Er unterstrich die Bedeutung von Weiterbildung und Mitbestimmung als zentrale Elemente einer stabilen Arbeitswelt. Mit dem Landesbildungszeitgesetz, das am 1. März 2026 in Kraft getreten ist, wurden die Möglichkeiten für Beschäftigte weiterentwickelt. „Zeit für Qualifizierung, politische Bildung und Engagement ist eine wichtige Voraussetzung für Teilhabe und Zukunftsfähigkeit. Mitbestimmung stärkt Demokratie im Betrieb und trägt zu tragfähigen Lösungen bei“, so Schweitzer.

Arbeitsministerin Dörte Schall verwies auf die aktuellen Herausforderungen für Beschäftigte: „Der 1. Mai ist mehr als ein freier Tag. Er steht für die Stärke der Solidarität, kollektive Rechte und soziale Sicherheit. Und er steht für zentrale Errungenschaften in der Arbeitswelt, die hart erkämpft wurden und unverzichtbar bleiben, wie der Acht-Stunden-Tag, Lohnfortzahlung im Krankheitsfall und der Arbeitsschutz.“

Ein besonderer Schwerpunkt bleibe die Stärkung von Tarifbindung und Mitbestimmung: „Tarifverträge sichern faire Löhne, verlässliche Arbeitsbedingungen und Wettbewerbsgleichheit. Mitbestimmung stärkt Verantwortung und Beteiligung in den Unternehmen. Wo beides stark ist, profitieren Beschäftigte, Unternehmen und der Wirtschaftsstandort insgesamt“, so Arbeitsministerin Dörte Schall.
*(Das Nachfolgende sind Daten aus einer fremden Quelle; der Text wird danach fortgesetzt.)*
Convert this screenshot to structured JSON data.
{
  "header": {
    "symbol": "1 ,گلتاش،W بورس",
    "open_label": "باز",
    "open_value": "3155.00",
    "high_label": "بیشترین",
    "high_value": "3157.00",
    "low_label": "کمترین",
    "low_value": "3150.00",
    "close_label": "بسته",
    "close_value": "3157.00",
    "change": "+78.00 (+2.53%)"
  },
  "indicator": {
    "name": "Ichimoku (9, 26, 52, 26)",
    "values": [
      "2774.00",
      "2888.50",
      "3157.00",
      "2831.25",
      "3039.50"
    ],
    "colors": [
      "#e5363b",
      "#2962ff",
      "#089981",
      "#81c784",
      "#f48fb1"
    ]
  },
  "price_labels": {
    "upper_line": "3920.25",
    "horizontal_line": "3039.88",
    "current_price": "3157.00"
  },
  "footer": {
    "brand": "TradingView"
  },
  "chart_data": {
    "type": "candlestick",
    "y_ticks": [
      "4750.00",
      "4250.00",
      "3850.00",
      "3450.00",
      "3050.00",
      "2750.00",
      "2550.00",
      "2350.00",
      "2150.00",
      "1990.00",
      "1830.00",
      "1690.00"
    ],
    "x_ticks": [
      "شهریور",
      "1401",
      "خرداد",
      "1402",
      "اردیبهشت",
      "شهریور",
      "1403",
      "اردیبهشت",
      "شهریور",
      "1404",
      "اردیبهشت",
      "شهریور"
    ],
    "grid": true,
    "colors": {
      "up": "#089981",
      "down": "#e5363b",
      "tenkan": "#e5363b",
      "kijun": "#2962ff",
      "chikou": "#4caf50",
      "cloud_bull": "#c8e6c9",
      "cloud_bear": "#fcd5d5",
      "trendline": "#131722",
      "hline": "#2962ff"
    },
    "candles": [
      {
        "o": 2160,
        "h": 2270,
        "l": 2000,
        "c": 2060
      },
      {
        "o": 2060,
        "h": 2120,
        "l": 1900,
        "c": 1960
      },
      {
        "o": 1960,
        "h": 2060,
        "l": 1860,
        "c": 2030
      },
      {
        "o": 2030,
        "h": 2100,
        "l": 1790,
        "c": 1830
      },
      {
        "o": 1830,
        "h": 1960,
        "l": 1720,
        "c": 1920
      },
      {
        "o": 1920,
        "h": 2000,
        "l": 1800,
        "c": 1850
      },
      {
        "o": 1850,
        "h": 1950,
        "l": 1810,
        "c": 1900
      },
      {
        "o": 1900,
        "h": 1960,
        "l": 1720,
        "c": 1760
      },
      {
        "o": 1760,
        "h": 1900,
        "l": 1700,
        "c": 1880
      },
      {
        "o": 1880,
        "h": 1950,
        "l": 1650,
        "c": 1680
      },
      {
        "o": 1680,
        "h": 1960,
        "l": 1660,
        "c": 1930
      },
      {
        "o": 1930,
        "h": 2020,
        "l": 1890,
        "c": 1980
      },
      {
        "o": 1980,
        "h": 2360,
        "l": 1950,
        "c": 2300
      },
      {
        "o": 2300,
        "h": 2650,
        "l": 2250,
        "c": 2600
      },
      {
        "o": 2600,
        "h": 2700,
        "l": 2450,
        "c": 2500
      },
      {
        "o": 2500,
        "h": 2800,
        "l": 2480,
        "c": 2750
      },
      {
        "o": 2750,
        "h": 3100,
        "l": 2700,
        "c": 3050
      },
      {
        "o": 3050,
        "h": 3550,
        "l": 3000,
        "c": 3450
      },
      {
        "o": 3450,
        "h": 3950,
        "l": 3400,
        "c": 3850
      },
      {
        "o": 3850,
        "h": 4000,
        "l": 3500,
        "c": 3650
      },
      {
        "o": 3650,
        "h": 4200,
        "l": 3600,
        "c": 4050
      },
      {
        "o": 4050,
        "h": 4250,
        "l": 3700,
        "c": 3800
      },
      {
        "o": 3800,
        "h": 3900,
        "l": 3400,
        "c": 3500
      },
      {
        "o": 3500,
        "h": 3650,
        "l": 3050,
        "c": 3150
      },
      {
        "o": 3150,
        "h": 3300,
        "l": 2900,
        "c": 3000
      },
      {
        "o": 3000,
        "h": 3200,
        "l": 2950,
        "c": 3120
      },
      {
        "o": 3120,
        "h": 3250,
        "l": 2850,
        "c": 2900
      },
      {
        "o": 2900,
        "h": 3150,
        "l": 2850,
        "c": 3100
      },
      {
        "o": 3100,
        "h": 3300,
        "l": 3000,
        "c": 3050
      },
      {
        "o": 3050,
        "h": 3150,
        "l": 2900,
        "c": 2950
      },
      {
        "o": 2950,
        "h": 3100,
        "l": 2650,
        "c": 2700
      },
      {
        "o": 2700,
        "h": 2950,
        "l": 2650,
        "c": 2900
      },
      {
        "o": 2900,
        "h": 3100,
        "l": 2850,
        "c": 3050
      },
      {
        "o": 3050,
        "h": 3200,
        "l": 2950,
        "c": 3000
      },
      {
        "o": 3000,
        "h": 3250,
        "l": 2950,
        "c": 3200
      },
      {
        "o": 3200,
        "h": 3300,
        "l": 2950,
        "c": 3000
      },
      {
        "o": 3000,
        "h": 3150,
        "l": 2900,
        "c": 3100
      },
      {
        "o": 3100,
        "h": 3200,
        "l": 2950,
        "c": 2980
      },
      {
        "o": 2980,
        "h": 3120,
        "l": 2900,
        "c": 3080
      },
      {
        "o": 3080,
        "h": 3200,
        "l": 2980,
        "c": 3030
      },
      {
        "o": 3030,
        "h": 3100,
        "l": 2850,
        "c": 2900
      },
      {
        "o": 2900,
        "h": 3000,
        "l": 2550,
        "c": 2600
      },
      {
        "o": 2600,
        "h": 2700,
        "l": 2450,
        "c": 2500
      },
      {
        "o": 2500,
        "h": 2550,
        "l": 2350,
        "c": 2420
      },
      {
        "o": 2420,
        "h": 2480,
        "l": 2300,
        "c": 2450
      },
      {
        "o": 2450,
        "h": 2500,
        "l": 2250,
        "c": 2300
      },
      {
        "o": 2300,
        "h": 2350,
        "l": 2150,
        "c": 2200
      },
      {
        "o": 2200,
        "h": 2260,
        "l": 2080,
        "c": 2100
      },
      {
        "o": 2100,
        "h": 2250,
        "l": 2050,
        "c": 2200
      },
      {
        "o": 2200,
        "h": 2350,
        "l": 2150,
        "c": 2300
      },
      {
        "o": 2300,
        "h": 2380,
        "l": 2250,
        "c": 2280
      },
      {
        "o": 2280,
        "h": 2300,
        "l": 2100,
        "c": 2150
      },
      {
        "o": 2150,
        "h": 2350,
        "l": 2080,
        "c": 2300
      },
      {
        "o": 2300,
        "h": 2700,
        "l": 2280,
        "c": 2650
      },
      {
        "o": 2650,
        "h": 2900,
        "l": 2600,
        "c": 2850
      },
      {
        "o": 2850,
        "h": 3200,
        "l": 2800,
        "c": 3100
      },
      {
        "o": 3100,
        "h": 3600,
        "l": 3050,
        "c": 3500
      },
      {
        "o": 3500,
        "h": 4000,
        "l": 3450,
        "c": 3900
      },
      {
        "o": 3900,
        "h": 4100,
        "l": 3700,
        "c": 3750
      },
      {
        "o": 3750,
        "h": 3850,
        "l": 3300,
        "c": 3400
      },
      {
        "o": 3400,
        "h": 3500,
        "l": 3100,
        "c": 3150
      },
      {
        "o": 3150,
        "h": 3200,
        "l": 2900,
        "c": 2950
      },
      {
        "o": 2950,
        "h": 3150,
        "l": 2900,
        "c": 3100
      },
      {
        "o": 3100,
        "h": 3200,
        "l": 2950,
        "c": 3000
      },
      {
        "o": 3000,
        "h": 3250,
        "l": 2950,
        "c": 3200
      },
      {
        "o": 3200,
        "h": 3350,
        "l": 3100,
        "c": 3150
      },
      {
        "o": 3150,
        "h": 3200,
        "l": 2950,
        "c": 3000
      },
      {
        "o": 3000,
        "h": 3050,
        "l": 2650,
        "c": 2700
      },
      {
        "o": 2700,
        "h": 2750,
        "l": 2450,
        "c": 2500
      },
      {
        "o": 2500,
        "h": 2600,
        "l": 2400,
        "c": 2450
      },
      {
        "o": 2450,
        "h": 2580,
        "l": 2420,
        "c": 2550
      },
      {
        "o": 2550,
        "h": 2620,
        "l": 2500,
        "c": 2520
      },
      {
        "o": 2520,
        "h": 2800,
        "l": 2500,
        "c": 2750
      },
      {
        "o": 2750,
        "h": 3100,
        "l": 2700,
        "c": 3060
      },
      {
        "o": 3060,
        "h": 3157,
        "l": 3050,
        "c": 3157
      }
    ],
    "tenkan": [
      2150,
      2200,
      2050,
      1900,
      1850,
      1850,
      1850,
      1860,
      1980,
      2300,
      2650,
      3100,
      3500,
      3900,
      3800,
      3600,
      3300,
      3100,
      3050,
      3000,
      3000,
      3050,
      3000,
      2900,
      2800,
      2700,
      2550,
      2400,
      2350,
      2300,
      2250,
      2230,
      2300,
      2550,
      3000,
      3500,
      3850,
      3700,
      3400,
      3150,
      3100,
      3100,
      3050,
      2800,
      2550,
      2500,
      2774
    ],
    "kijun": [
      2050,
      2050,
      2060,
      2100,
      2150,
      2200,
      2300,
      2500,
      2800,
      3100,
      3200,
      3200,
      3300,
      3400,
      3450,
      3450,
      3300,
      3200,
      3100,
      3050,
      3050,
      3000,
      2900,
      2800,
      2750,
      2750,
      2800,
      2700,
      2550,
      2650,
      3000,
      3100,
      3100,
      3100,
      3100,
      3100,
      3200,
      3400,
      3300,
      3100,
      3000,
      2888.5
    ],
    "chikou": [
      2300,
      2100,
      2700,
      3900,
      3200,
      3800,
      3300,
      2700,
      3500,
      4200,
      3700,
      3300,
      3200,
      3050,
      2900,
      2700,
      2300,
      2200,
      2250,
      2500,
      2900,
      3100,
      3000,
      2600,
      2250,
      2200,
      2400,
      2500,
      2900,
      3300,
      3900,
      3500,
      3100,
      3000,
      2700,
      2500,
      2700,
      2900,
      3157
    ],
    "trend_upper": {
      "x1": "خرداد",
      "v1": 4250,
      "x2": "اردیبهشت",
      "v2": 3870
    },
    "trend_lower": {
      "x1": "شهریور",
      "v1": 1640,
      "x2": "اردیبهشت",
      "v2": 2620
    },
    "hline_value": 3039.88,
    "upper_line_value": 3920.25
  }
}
Deshalb setze Rheinland-Pfalz mit dem Landestariftreuegesetz seit Jahren auf verbindliche Standards bei der Vergabe öffentlicher Aufträge.

Schweitzer und Schall betonten die Bedeutung einer starken Sozialpartnerschaft: „Gute Arbeit und soziale Sicherheit sind Grundlage für Stabilität und Zusammenhalt in unserem Land. Wir brauchen weiterhin ein starkes Miteinander und einen konstruktiven Dialog von Arbeitgebern, Gewerkschaften und Politik.“ 

Der 1. Mai steht in diesem Jahr unter dem Motto „Erst unsere Jobs, dann eure Profite.“ Ministerpräsident Alexander Schweitzer spricht auf der zentralen Kundgebung des DGB Rheinland-Pfalz/Saarland in Trier und Ministerin Schall auf der Maifeier des DGB in Mainz.